As discussed in our previous blog, security defects in image parsers expose significant attack surfaces across the entire UEFI firmware ecosystem. Our LogoFAIL research, presented at Black Hat EU today, discusses a set of security vulnerabilities affecting all major device manufacturers on both x86 and ARM-based devices.

In this post, we discuss the motivation for the research, how we used fuzz-testing to discover this set of vulnerabilities, how we built a proof-of-concept to show the path to arbitrary code execution.

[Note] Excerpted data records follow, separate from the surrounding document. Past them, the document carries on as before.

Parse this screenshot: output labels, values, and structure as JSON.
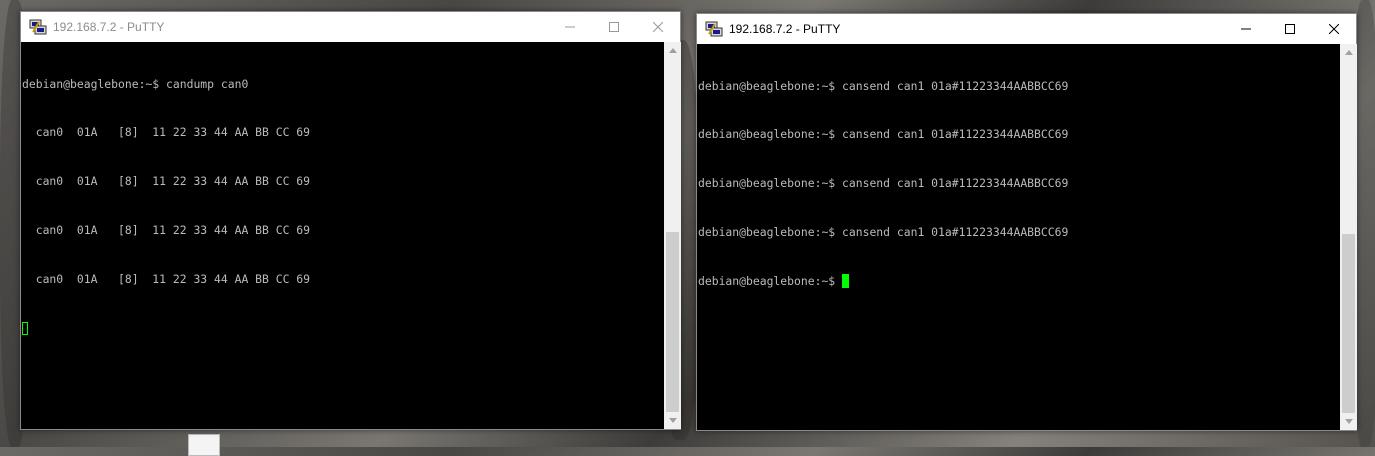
{
  "windows": [
    {
      "title": "192.168.7.2 - PuTTY",
      "active": false,
      "lines": [
        "debian@beaglebone:~$ candump can0",
        "  can0  01A   [8]  11 22 33 44 AA BB CC 69",
        "  can0  01A   [8]  11 22 33 44 AA BB CC 69",
        "  can0  01A   [8]  11 22 33 44 AA BB CC 69",
        "  can0  01A   [8]  11 22 33 44 AA BB CC 69"
      ]
    },
    {
      "title": "192.168.7.2 - PuTTY",
      "active": true,
      "lines": [
        "debian@beaglebone:~$ cansend can1 01a#11223344AABBCC69",
        "debian@beaglebone:~$ cansend can1 01a#11223344AABBCC69",
        "debian@beaglebone:~$ cansend can1 01a#11223344AABBCC69",
        "debian@beaglebone:~$ cansend can1 01a#11223344AABBCC69",
        "debian@beaglebone:~$ "
      ]
    }
  ],
  "colors": {
    "terminal_bg": "#000000",
    "terminal_fg": "#bbbbbb",
    "cursor": "#00ff00"
  },
  "icons": [
    "putty-icon",
    "minimize-icon",
    "maximize-icon",
    "close-icon",
    "scroll-up-arrow-icon",
    "scroll-down-arrow-icon"
  ]
}
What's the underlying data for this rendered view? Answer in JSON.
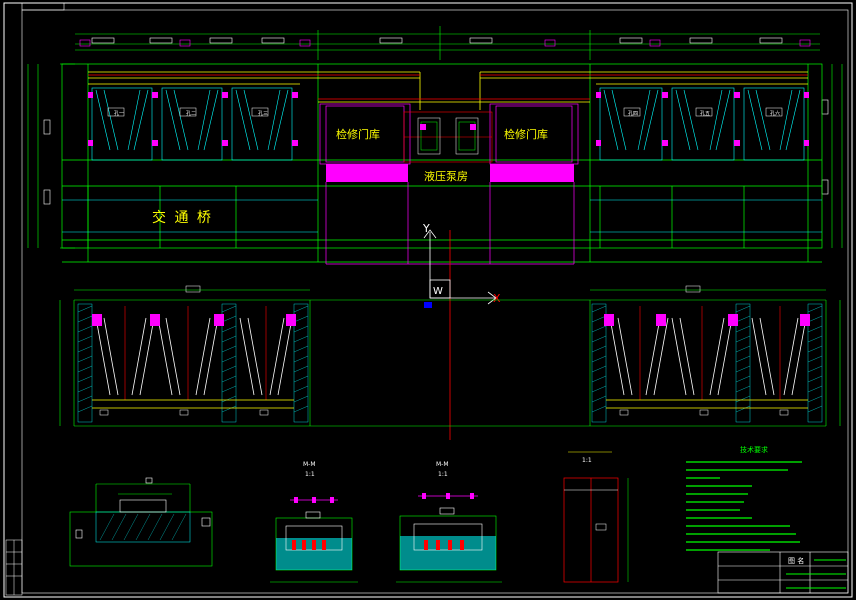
{
  "drawing": {
    "corner_label": "",
    "label_access_bridge": "交 通 桥",
    "label_maint_gate_left": "检修门库",
    "label_maint_gate_right": "检修门库",
    "label_hydraulic_room": "液压泵房",
    "axis_y": "Y",
    "axis_x": "X",
    "axis_w": "W",
    "section_a_title": "M-M",
    "section_a_scale": "1:1",
    "section_b_title": "M-M",
    "section_b_scale": "1:1",
    "detail_scale": "1:1",
    "tech_notes_title": "技术要求",
    "titleblock_label": "图 名"
  },
  "colors": {
    "background": "#000000",
    "yellow": "#ffff00",
    "green": "#00ff00",
    "cyan": "#00ffff",
    "magenta": "#ff00ff",
    "red": "#ff0000",
    "white": "#ffffff",
    "blue": "#0000ff"
  }
}
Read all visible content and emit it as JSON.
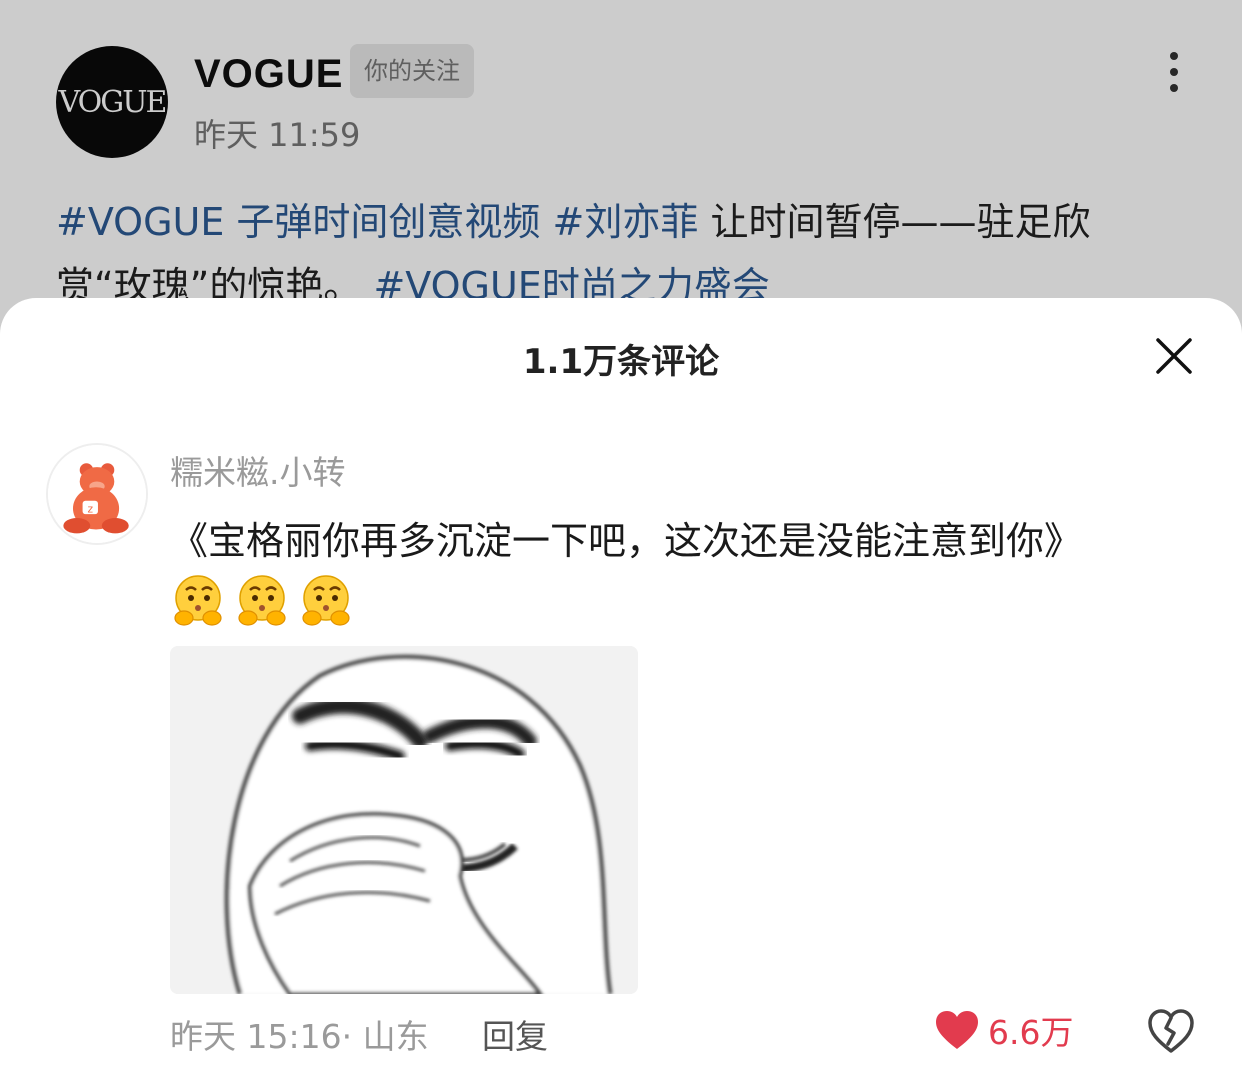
{
  "post": {
    "author": "VOGUE",
    "avatar_logo": "VOGUE",
    "follow_badge": "你的关注",
    "time": "昨天 11:59",
    "text": {
      "tag1": "#VOGUE 子弹时间创意视频",
      "tag2": "#刘亦菲",
      "body": " 让时间暂停——驻足欣赏“玫瑰”的惊艳。",
      "tag3": "#VOGUE时尚之力盛会"
    },
    "more_icon": "more-vertical-icon"
  },
  "sheet": {
    "title": "1.1万条评论",
    "close_icon": "close-icon"
  },
  "comment": {
    "username": "糯米糍.小转",
    "text": "《宝格丽你再多沉淀一下吧，这次还是没能注意到你》",
    "emojis": [
      "thinking-face-icon",
      "thinking-face-icon",
      "thinking-face-icon"
    ],
    "image": "meme-face-image",
    "time_location": "昨天 15:16· 山东",
    "reply_label": "回复",
    "like_count": "6.6万",
    "colors": {
      "like": "#e23b4e",
      "hashtag": "#2c5a94"
    }
  }
}
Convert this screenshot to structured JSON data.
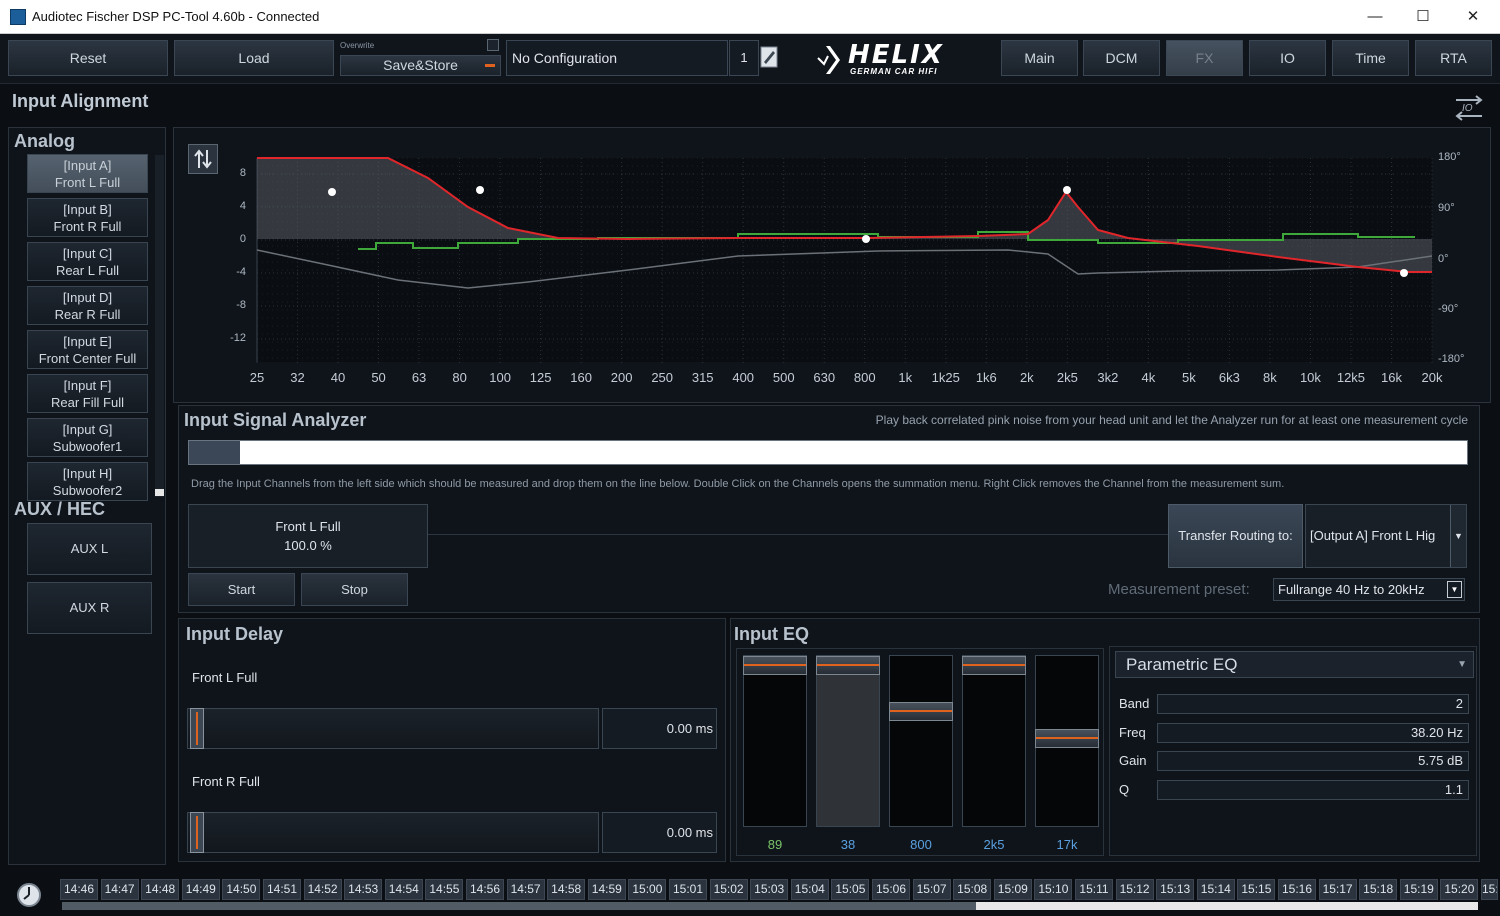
{
  "window": {
    "title": "Audiotec Fischer DSP PC-Tool 4.60b - Connected",
    "minimize": "—",
    "maximize": "☐",
    "close": "✕"
  },
  "toolbar": {
    "reset": "Reset",
    "load": "Load",
    "overwrite": "Overwrite",
    "save_store": "Save&Store",
    "config_name": "No Configuration",
    "config_number": "1",
    "logo_text": "HELIX",
    "logo_sub": "GERMAN CAR HIFI",
    "tabs": [
      "Main",
      "DCM",
      "FX",
      "IO",
      "Time",
      "RTA"
    ],
    "active_tab": "FX"
  },
  "page": {
    "title": "Input Alignment"
  },
  "channels": {
    "analog_title": "Analog",
    "analog": [
      {
        "id": "[Input A]",
        "name": "Front L Full",
        "selected": true
      },
      {
        "id": "[Input B]",
        "name": "Front R Full",
        "selected": false
      },
      {
        "id": "[Input C]",
        "name": "Rear L Full",
        "selected": false
      },
      {
        "id": "[Input D]",
        "name": "Rear R Full",
        "selected": false
      },
      {
        "id": "[Input E]",
        "name": "Front Center Full",
        "selected": false
      },
      {
        "id": "[Input F]",
        "name": "Rear Fill Full",
        "selected": false
      },
      {
        "id": "[Input G]",
        "name": "Subwoofer1",
        "selected": false
      },
      {
        "id": "[Input H]",
        "name": "Subwoofer2",
        "selected": false
      }
    ],
    "aux_title": "AUX / HEC",
    "aux": [
      "AUX L",
      "AUX R"
    ]
  },
  "chart": {
    "freq_labels": [
      "25",
      "32",
      "40",
      "50",
      "63",
      "80",
      "100",
      "125",
      "160",
      "200",
      "250",
      "315",
      "400",
      "500",
      "630",
      "800",
      "1k",
      "1k25",
      "1k6",
      "2k",
      "2k5",
      "3k2",
      "4k",
      "5k",
      "6k3",
      "8k",
      "10k",
      "12k5",
      "16k",
      "20k"
    ],
    "db_labels": [
      "8",
      "4",
      "0",
      "-4",
      "-8",
      "-12"
    ],
    "phase_labels": [
      "180°",
      "90°",
      "0°",
      "-90°",
      "-180°"
    ],
    "colors": {
      "response": "#e0262b",
      "measured": "#3fa83a",
      "phase": "#6b7178"
    }
  },
  "analyzer": {
    "title": "Input Signal Analyzer",
    "hint": "Play back correlated pink noise from your head unit and let the Analyzer run for at least one measurement cycle",
    "progress": 0.04,
    "drag_hint": "Drag the Input Channels from the left side which should be measured and drop them on the line below. Double Click on the Channels opens the summation menu. Right Click removes the Channel from the measurement sum.",
    "sum_channel": "Front L Full",
    "sum_percent": "100.0 %",
    "start": "Start",
    "stop": "Stop",
    "transfer": "Transfer Routing to:",
    "routing_target": "[Output A] Front L Hig",
    "measurement_label": "Measurement preset:",
    "measurement_preset": "Fullrange 40 Hz to 20kHz"
  },
  "delay": {
    "title": "Input Delay",
    "channels": [
      {
        "name": "Front L Full",
        "value": "0.00 ms"
      },
      {
        "name": "Front R Full",
        "value": "0.00 ms"
      }
    ]
  },
  "eq": {
    "title": "Input EQ",
    "bands": [
      {
        "freq": "89",
        "gain_fraction": 0.0
      },
      {
        "freq": "38",
        "gain_fraction": 0.0
      },
      {
        "freq": "800",
        "gain_fraction": 0.3
      },
      {
        "freq": "2k5",
        "gain_fraction": 0.0
      },
      {
        "freq": "17k",
        "gain_fraction": 0.48
      }
    ],
    "selected_band_index": 1,
    "mode": "Parametric EQ",
    "fields": [
      {
        "label": "Band",
        "value": "2"
      },
      {
        "label": "Freq",
        "value": "38.20 Hz"
      },
      {
        "label": "Gain",
        "value": "5.75 dB"
      },
      {
        "label": "Q",
        "value": "1.1"
      }
    ]
  },
  "timeline": {
    "times": [
      "14:46",
      "14:47",
      "14:48",
      "14:49",
      "14:50",
      "14:51",
      "14:52",
      "14:53",
      "14:54",
      "14:55",
      "14:56",
      "14:57",
      "14:58",
      "14:59",
      "15:00",
      "15:01",
      "15:02",
      "15:03",
      "15:04",
      "15:05",
      "15:06",
      "15:07",
      "15:08",
      "15:09",
      "15:10",
      "15:11",
      "15:12",
      "15:13",
      "15:14",
      "15:15",
      "15:16",
      "15:17",
      "15:18",
      "15:19",
      "15:20",
      "15:"
    ]
  }
}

Most image parsers exist to make it possible to display logos during boot or in BIOS setup. However, vendors introduce features, like customization of a device’s boot logo, that allow users to specify data input for these parsers. This feature creates an additional and very serious threat to the security of modern devices.

Some raw realities:

Keeping in mind classical firmware supply chain complexity and its asynchronous nature, we asked ourselves: what if the graphic image parsers embedded into system firmware do not update frequently and use not only outdated but also customized versions of the common image parsing libraries?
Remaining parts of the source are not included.